What we need to show is that if $\int_A f(x)^2 dx$ is zero, then $f(x)$ is zero almost everywhere.

For example, the function $$f(x) = \left\{ \begin{array}{cc} 1 & x \in \mathbb{Q}\\ 0 & x \in \mathbb{R}\setminus\mathbb{Q}\end{array}\right.$$ is zero almost everywhere ( $m(\mathbb{Q})=0$ with $m$ being Lebesgue measure) and satisfies $\int_{\mathbb{R}} f(x)^2 dx = 0.$

Now let us suppose that $\int_A f^2 = 0$, but $f \neq 0$ almost everywhere. Thus there is some $N$ and set $B \subset A$ such that $|f(x)| > 1/N$ when $x \in B$ and $m(B) > 0$.

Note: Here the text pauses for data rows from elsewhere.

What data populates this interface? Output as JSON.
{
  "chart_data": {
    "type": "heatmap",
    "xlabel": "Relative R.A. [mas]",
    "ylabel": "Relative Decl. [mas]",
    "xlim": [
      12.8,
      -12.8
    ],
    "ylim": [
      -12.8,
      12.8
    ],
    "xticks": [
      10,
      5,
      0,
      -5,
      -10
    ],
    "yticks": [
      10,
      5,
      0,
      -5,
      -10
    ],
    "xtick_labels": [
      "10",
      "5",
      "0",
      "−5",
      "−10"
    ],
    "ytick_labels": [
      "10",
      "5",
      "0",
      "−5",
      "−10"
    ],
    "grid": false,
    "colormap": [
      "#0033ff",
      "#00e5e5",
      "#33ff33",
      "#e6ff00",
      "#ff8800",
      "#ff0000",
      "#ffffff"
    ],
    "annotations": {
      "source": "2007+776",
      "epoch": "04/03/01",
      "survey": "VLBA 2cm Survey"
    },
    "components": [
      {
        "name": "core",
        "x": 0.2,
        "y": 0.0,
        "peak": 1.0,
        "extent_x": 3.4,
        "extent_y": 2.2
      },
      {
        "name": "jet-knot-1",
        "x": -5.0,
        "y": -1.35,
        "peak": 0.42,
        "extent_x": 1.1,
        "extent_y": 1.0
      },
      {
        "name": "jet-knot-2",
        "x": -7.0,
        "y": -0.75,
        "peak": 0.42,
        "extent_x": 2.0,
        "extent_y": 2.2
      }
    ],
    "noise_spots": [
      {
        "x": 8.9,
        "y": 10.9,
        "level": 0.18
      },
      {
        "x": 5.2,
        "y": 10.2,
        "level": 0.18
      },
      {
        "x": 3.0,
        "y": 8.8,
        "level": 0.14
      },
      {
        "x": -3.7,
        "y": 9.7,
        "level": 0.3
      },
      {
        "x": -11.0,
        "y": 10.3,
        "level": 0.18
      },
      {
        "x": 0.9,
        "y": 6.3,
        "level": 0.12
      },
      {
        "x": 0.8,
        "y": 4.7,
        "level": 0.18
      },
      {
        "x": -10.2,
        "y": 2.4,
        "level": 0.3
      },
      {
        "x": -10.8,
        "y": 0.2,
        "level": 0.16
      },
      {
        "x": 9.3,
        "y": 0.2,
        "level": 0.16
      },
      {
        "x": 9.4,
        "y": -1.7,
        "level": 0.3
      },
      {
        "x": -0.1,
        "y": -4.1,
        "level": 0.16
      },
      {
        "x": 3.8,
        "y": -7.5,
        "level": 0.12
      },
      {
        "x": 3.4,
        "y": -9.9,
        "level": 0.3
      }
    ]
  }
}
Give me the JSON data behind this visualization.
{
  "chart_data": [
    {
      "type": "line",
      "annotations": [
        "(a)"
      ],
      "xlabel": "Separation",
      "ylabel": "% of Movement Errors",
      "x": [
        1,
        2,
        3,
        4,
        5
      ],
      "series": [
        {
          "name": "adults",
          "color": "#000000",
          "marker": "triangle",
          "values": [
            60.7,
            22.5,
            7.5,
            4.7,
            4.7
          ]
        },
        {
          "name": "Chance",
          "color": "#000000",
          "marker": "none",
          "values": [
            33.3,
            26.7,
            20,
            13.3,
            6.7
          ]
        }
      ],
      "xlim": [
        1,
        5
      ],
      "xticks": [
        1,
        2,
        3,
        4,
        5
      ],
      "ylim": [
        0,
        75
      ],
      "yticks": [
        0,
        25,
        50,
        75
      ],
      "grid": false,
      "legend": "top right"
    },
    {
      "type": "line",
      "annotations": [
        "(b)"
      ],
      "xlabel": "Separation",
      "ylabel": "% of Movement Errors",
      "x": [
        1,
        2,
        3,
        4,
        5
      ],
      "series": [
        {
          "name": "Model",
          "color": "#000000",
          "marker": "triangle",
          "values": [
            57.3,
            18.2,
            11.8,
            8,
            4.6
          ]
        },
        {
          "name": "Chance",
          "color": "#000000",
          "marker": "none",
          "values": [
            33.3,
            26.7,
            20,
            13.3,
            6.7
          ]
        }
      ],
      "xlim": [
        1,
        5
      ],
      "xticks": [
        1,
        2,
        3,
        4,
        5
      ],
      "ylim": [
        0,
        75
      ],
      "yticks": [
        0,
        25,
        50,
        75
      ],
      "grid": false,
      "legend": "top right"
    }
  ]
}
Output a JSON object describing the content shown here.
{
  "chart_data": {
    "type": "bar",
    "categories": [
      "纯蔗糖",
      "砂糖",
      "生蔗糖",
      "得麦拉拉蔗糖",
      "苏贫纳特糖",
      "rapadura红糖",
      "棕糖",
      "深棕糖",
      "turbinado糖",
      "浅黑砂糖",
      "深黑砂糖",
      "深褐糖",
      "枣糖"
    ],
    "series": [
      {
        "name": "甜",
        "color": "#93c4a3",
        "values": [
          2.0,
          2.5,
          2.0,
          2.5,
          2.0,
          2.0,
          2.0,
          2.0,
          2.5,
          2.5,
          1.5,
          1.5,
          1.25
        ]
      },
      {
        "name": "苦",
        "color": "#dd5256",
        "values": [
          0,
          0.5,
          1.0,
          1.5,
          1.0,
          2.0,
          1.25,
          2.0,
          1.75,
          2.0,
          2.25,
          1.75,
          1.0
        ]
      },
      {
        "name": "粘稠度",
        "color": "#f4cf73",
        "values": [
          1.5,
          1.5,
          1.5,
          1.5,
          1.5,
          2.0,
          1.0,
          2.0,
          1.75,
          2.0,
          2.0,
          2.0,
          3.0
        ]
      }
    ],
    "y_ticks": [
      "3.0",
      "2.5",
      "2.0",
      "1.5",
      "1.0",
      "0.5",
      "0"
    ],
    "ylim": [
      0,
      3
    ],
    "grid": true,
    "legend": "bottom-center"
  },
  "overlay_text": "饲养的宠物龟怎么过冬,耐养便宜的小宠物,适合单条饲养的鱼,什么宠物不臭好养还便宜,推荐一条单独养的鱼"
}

Thus $$\int_A f^2 > \int_B f^2 > \int_B 1/N^2 = \frac{m(B)}{N^2} > 0,$$ which contradicts $\int_A f^2 =0$. Thus $f$ must be equal to zero almost everywhere, and thus $f = 0$ as per our equivalence relation.

Answer 2

I assume f is continuous ( or the property is false). Suppose there is $x \in A / f²(x)>0 $ then there is an area $B⊂A$ around x so $\forall y \in B, f²(y)>0$ because f and f² are continuous. If you integrate on B : $$\int_{B}f^2 > 0$$

$$0 = \int_{A}f^2 = \int_{A\B}f^2 + \int_{B}f^2 > 0$$

This is absurd.

Answer 3

When you view $L^{2}(A)$ as a complete inner product space, its elements are not measurable functions, but equivalence classes of measurable functions, with $f_{1} \sim f_{2}$ if and only if $f_{1} = f_{2}$ almost everywhere, if and only if $$ \int_{E} f_{1} = \int_{E} f_{2} \quad\text{for every measurable set $E$.} $$

With that understanding, your question may be interpreted as: If $\displaystyle\int_{A} f^{2} = 0$, then $f = 0$ as an element of $L^{2}(A)$.

Depending on the setting in which the question arose, that's a likelier interpretation than assuming $f$ is continuous, since the space of continuous, square-integrable functions is not complete in the $2$-norm.